O primeiro é que a tristeza não está relacionada só com o
nascimento da criança. Não está restrita ao fato de não se considerar boa mãe
nem suficientemente capaz para cuidar do bebê. A tristeza permeia outros
contextos de sua vida. A mulher deprimida perde o interesse pelo programa de
televisão que gostava de ver, pelas leituras que lhe davam prazer, pela
profissão. Às vezes, a licença-maternidade está chegando ao fim e ela pouco se
importa com a perda do emprego se não reassumir o cargo.
Outros sintomas são a sonolência, a falta de energia
durante o dia inteiro, o desinteresse pelo marido, o desejo sexual que não
retorna e as alterações do apetite para mais e para menos. Algumas ficam
famintas e comem muito. Outras nem podem chegar perto dos alimentos.
A ansiedade faz parte também do quadro de depressão
pós-parto. A mulher tem ataques de pânico sem ser portadora desse transtorno ou
pode desenvolver comportamentos obsessivos em relação à criança como
agasalhá-la demais ou verificar a cada instante se ela está respirando.
Drauzio – Toda mulher faz isso quando tem
um filho. Como saber se esse sintoma faz parte de um quadro patológico?
Frederico Navas Demetrio – Na depressão pós-parto, esse comportamento é exagerado
e está associado a muita tristeza. Acima de tudo, o sofrimento é enorme e a
pessoa está consumida pela sensação de fim de linha e de sua capacidade para
sair daquela situação. De qualquer forma, repito, é sempre preciso considerar o
conjunto dos sintomas para fechar o diagnóstico.
PREVALÊNCIA
Drauzio – A depressão
pós-parto é mais frequente no nascimento do primeiro filho ou aparece também
nas outras gestações?
Frederico Navas Demétrio – Depende dos antecedentes da mulher. Se ela teve
depressão no pós-parto de um filho, a possibilidade de repetir o quadro em
outra gestação é de 50%.
Na verdade, a recorrência da depressão é muito alta. Ela
é considerada uma doença episódica recorrente e a tendência é manifestar-se
novamente se repetida a situação em que surgiu pela primeira vez.

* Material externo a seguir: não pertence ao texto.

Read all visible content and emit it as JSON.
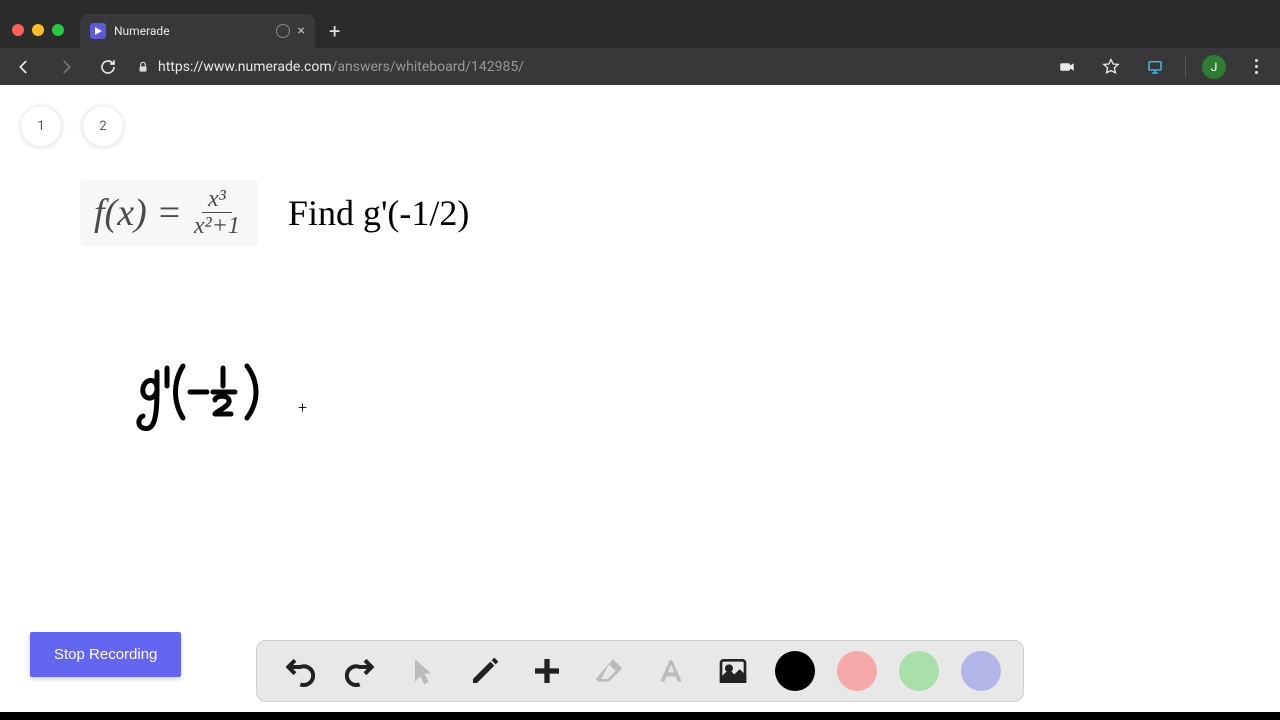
{
  "browser": {
    "tab_title": "Numerade",
    "url_domain": "https://www.numerade.com",
    "url_path": "/answers/whiteboard/142985/",
    "avatar_letter": "J"
  },
  "whiteboard": {
    "page_tabs": [
      "1",
      "2"
    ],
    "equation": {
      "lhs": "f(x) =",
      "numerator": "x³",
      "denominator": "x²+1"
    },
    "prompt": "Find g'(-1/2)",
    "handwritten": "g'(-½)",
    "cursor_symbol": "+"
  },
  "controls": {
    "stop_recording": "Stop Recording"
  },
  "toolbar": {
    "colors": {
      "black": "#000000",
      "red": "#f5a9a9",
      "green": "#a9dfa9",
      "blue": "#b3b6e8"
    }
  }
}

Drauzio – Mas isso acontece também com a depressão comum…
Frederico Navas Demetrio – Ocorre, sim. Em 50% dos casos, quem teve depressão uma
vez vai repetir o quadro em algum momento da vida. Se ela se manifestou no
período pós-parto, cerca de 30% das mulheres correm o risco de desenvolver a
doença fora desse período.
Drauzio – A mulher que teve depressão na
adolescência ou na vida adulta corre risco maior de desenvolver depressão
pós-parto?
Frederico Navas Demetrio – O risco de depressão pós-parto é maior se a mulher
desenvolveu um episódio depressivo anteriormente, mesmo que tenha sido tratada,
ou se teve depressão durante a gravidez. Anos atrás, considerava-se que as
doses elevadas de hormônios presentes durante a gestação protegiam a mulher.
Hoje se sabe que não é bem assim. Mulher grávida também está sujeita a ter
depressão. Como, muitas vezes, ela interrompe o tratamento temendo que a
medicação possa prejudicar a criança, o risco de a doença agravar-se depois do
parto aumenta muito.
TRATAMENTO
Drauzio – Há medicamentos para tratar a
depressão seguros para o feto?
Frederico Navas Demétrio – Há medicamentos seguros. Tanto os mais antigos, os
tricíclicos, quanto os mais modernos, como os inibidores de recaptura da
serotonina, são seguros quer em termos de malformações quer como agentes
neurocomportamentais, ou seja, não provocam malformações na criança nem
alterações em seu comportamento. Acompanhados até a idade pré-escolar, os
filhos de mulheres que engravidaram tomando esse tipo de medicação não
mostraram nenhum transtorno comportamental.
Há alguns anos, o tratamento de escolha para a depressão
durante a gravidez era o eletrochoque. Hoje, ele só é indicado para casos
muito graves, com risco de suicídio e que exigem resposta rápida.
Drauzio – Se tomados durante a
fase de amamentação, esses remédios podem prejudicar a criança?
Frederico Navas Demetrio – Durante a gestação, esses medicamentos não interferem
na formação da criança, porque dentro do útero ela não faz esforço
respiratório. Depois que nasce, porém, seu efeito sedativo pode passar pelo
leite e o perigo existe. Por isso, são indicados alguns antidepressivos
específicos que passam menos para o leite materno e o esquema é discutido com a
mulher. Uma das sugestões é desprezar o leite colhido algumas horas depois de
tomada a medicação, aquele em que os componentes da droga estão mais
concentrados, e oferecer o colhido mais tarde. Isso diminui a exposição da
criança ao antidepressivo e permite utilizá-lo durante o aleitamento.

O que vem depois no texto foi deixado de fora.